The real deal is at these independent places where they treat coffee like fine wine with complexities that have to be cherished and appreciated from the time the bean is roasted and ground up to the moment it hits your mouth.  And this goes far beyond a fancy coffee press.  Specialized instruments that make coffee by the cup and tailored to your exact specifications are cropping up including this $20,000 gizmo as mentioned in The New York Times:
Called a siphon bar, it was imported from Japan at a total cost of more than $20,000. The cafe has the only halogen-powered model in the United States, and getting it here required years of elliptical discussions with its importer, Jay Egami of the Ueshima Coffee Company.
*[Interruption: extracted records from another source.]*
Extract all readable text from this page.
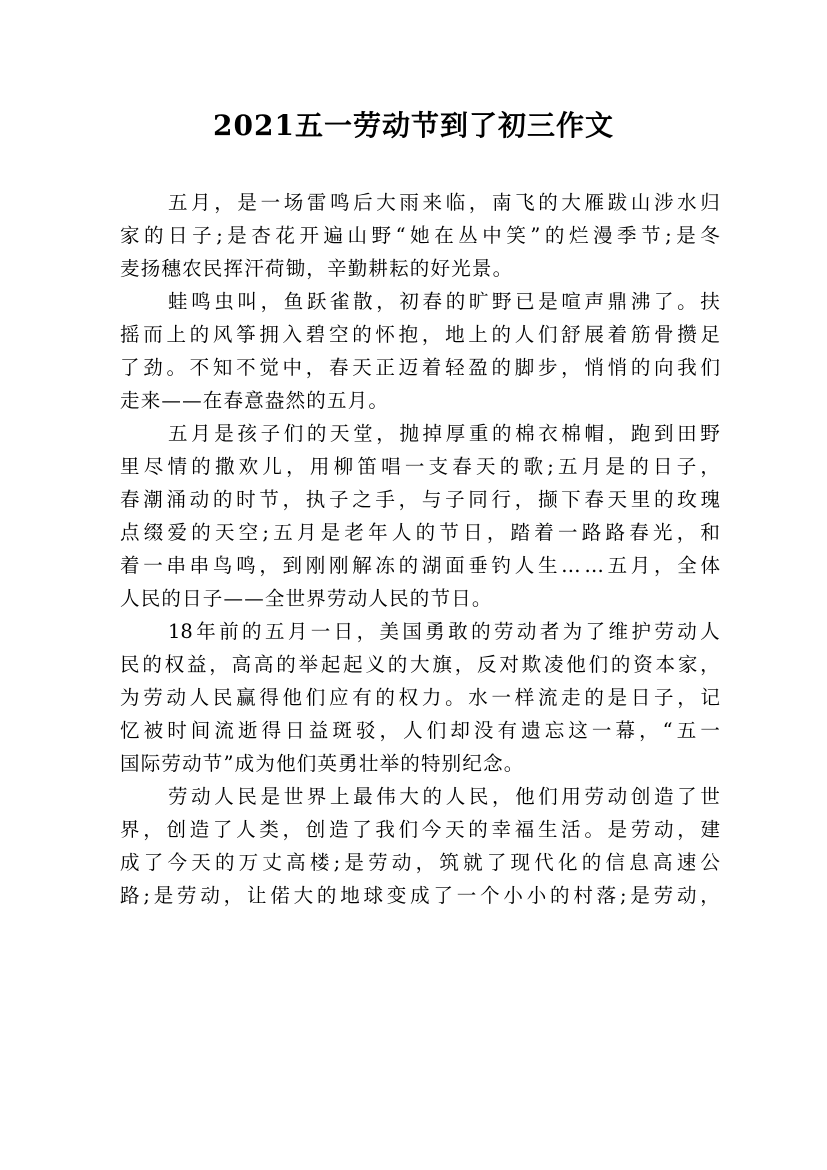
2021五一劳动节到了初三作文
五 月 ， 是 一 场 雷 鸣 后 大 雨 来 临 ， 南 飞 的 大 雁 跋 山 涉 水 归
家 的 日 子 ; 是 杏 花 开 遍 山 野 “ 她 在 丛 中 笑 ” 的 烂 漫 季 节 ; 是 冬
麦扬穗农民挥汗荷锄，辛勤耕耘的好光景。
蛙 鸣 虫 叫 ， 鱼 跃 雀 散 ， 初 春 的 旷 野 已 是 喧 声 鼎 沸 了 。 扶
摇 而 上 的 风 筝 拥 入 碧 空 的 怀 抱 ， 地 上 的 人 们 舒 展 着 筋 骨 攒 足
了 劲 。 不 知 不 觉 中 ， 春 天 正 迈 着 轻 盈 的 脚 步 ， 悄 悄 的 向 我 们
走来——在春意盎然的五月。
五 月 是 孩 子 们 的 天 堂 ， 抛 掉 厚 重 的 棉 衣 棉 帽 ， 跑 到 田 野
里 尽 情 的 撒 欢 儿 ， 用 柳 笛 唱 一 支 春 天 的 歌 ; 五 月 是 的 日 子 ，
春 潮 涌 动 的 时 节 ， 执 子 之 手 ， 与 子 同 行 ， 撷 下 春 天 里 的 玫 瑰
点 缀 爱 的 天 空 ; 五 月 是 老 年 人 的 节 日 ， 踏 着 一 路 路 春 光 ， 和
着 一 串 串 鸟 鸣 ， 到 刚 刚 解 冻 的 湖 面 垂 钓 人 生 … … 五 月 ， 全 体
人民的日子——全世界劳动人民的节日。
18 年 前 的 五 月 一 日 ， 美 国 勇 敢 的 劳 动 者 为 了 维 护 劳 动 人
民 的 权 益 ， 高 高 的 举 起 起 义 的 大 旗 ， 反 对 欺 凌 他 们 的 资 本 家 ，
为 劳 动 人 民 赢 得 他 们 应 有 的 权 力 。 水 一 样 流 走 的 是 日 子 ， 记
忆 被 时 间 流 逝 得 日 益 斑 驳 ， 人 们 却 没 有 遗 忘 这 一 幕 ， “ 五 一
国际劳动节”成为他们英勇壮举的特别纪念。
劳 动 人 民 是 世 界 上 最 伟 大 的 人 民 ， 他 们 用 劳 动 创 造 了 世
界 ， 创 造 了 人 类 ， 创 造 了 我 们 今 天 的 幸 福 生 活 。 是 劳 动 ， 建
成 了 今 天 的 万 丈 高 楼 ; 是 劳 动 ， 筑 就 了 现 代 化 的 信 息 高 速 公
路 ; 是 劳 动 ， 让 偌 大 的 地 球 变 成 了 一 个 小 小 的 村 落 ; 是 劳 动 ，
“If you just want equipment you’re not ready,” Mr. Egami said in an interview.
The siphon bar actually sounds pretty cool, and it almost seems like it would be fun just to watch one of these things in action.  The technique they employ to make coffee with these things is pretty obsessive though:
A siphon pot has two stacked glass globes, and works a little like a macchinetta, that stove-top gadget wrongly called an espresso maker by generations of graduate students. As water vapor forces water into the upper globe the coffee grounds are stirred by hand with a bamboo paddle. (In Japan, siphon coffee masters carve their own paddles to fit the shape of their palms.)

The goal is to create a deep whirlpool in no more than four turns without touching the glass. Posture is important. So is timing: siphon coffee has a brewing cycle of 45 to 90 seconds.

“The whirlpool, it messes with your mind,” said Mr. Freeman, the owner of the Blue Bottle. “There’s no way to rush it.”

Mr. Freeman said he practiced stirring plain water for months to develop muscle memory before he brewed his first cup of siphon coffee. Even now he starts every day with a five-minute warm-up. The evidence of good technique is in the sediment: the grounds should form a tight dome dotted with small bubbles, the sign of proper extraction.

I've heard about people being passionate about their caffeine, but this is nuts!

4 comments:

Anonymous said...

Dude that is freakin awesome. I love it when people do stuff this passionately. Some might see it as obsessive, but I think it is art.

swag said...

It is nuts. But it's also a fabricated exaggeration by a reporter who knows next to nothing about coffee. Vacuum pot brewers have been around for decades. And That price tag is fattened with all sorts of peripherals like training, all the individual vacuum pots (which cost hundreds of dollars each), etc.

Always question your journalists that are paid for a sensationalist story.

Dutch said...

What? Next thing you know, he'll be telling us that Wikipedia isn't always a reliable source of information!

WHAT ARE YOU TYPING ABOUT, J.J? IT HAS TO BE TRUE!

I read it on the internet.

Swany said...

I'm not sure I'd call the article "sensationalist." Maybe just the title.